Revue belge de philologie et d'histoire, tome 15, fasc. 1, 1936. pp. 163-165.
Buche (Joseph), L'École mystique de Lyon, 1776-1847, Paris, Félix Alcan, 1935. un vol. petit in-8° de xi-306 pages. Prix : 25 fr. fr.
Une École ? Si l'on veut ! Une tradition plutôt, dont, pendant [page 164] plus d'un demi-siècle, une série d'écrivains et de penseurs vont se transmettre le flambeau assez fumeux, et dont marquent les étapes une suite d'œuvres souvent confuses, mais où des éclairs percent parfois les brumes de Myrelingues.
En fait, c'est la partie la plus originale de l'idéologie romantique à Lyon que M. Joseph Buche étudie avec un soin averti dans ce livre remarquablement documenté. Il semble, à première vue, suivre une marche un peu cahotante et capricieuse, avec de brusques arrêts et de subtils détours. L'unité en apparaît mieux dès qu'on a saisi qu'il a pour axe l'œuvre même du doux Ballanche, dont l'auteur s'efforce d'éclairer les origines et de préciser l'influence. C'est pour en marquer le point de départ qu'il est amené à esquisser l'histoire de l'illuminisme à Lyon à la fin du XVIIIe siècle, à évoquer les curieuses figures de J.-B. Willermoz et de Claude de Saint-Martin, « le philosophe inconnu », et à montrer le prolongement des tendances martinistes dans le petit groupe formé, au début du siècle dernier, autour de Cl.-J. Bredin, et qui s'est appelé tout à tour « la Société chrétienne » et « la Petite Académie », groupe où l'on s'intéresse à Boehme et où se rencontre le grand Ampère.
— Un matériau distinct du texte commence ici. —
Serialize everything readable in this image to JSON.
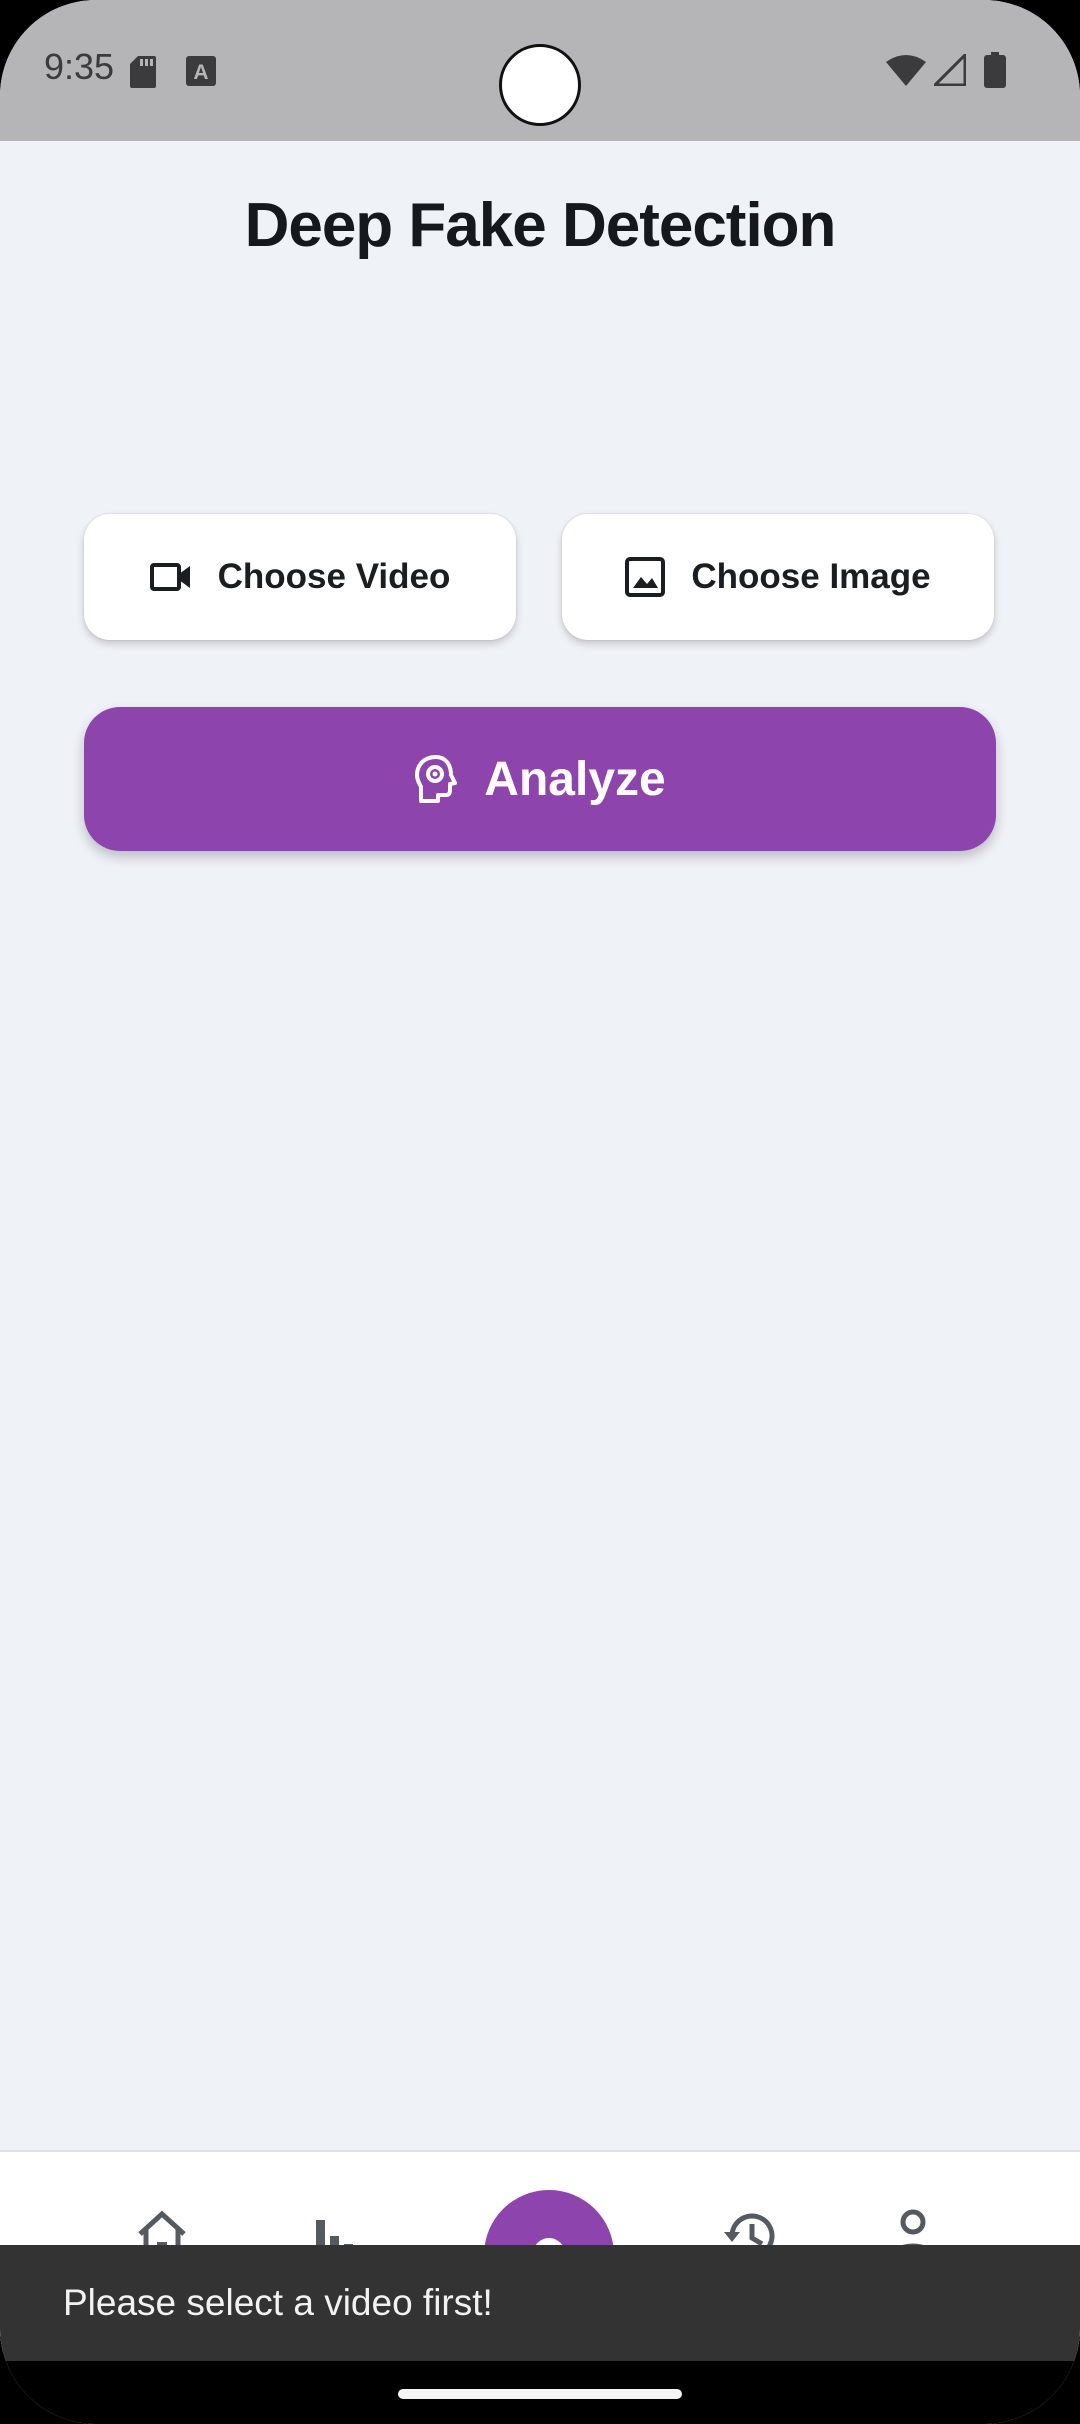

M. Buche s'attache cependant davantage encore à revendiquer pour son héros une part d'influence sur divers grands écrivains qui se sont inspirés de lui plus qu'ils n'ont voulu le laisser soupçonner. Et voici d'abord un nouvel et pénétrant examen des obligations qu'a le Chateaubriand du Génie de Christianisme au Ballanche de l'essai Du Sentiment. Sur ce point, la cause est à peu près entendue. Comme le constate, non sans un peu d'exagération, M. Edouard Herriot dans sa cordiale préface, « il faut que l'orgueil de M. de Chateaubriand l'admette : son livre se trouve déjà tout entier en germe, et plus qu'en germe, dans cet essai dont la lecture est offerte à quelques initiés, en 1797, dans une imprimerie lyonnaise ». Ce sera ensuite Victor Hugo, qui, à son tour, ira puiser dans l'Homme sans nom de 1820 les éléments qui lui permettront de rattacher son Manuscrit de l'Évêque au grand dessein des Misérables. Et Alfred de Vigny, qui empruntera au même penseur les traits de son Éva, « fille de saint Orphée ». L'influence se prolongera dans le milieu lyonnais avec le Laprade de la première période, celle de Psyché, l'étrange Blanc Saint-Bonnet et même les tentatives d'idéologie picturale de Paul Chenavard, qui ne laissent pas de rappeler celles de notre Wiertz.
Ces indications n'épuisent du reste pas le contenu singulièrement riche de ce savant ouvrage. On y rencontre encore, au passage, Edgar Quinet et Sully-Prudhomme, même les poètes polonais Mickiewicz et Krasinski, même M. Henri Bergson… [page 165]. Tant M. Buche s'ingénie à dépister, à travers l'espace et le temps, les rejets inattendus de la pensée de Ballanche I Quoi qu'il en soit de ces derniers rapprochements, son livre montre à merveille comment des recherches précises d'érudition locale peuvent aboutir à des résultats qui intéressent l'histoire générale des idées et des lettres. — Gustave Charlier.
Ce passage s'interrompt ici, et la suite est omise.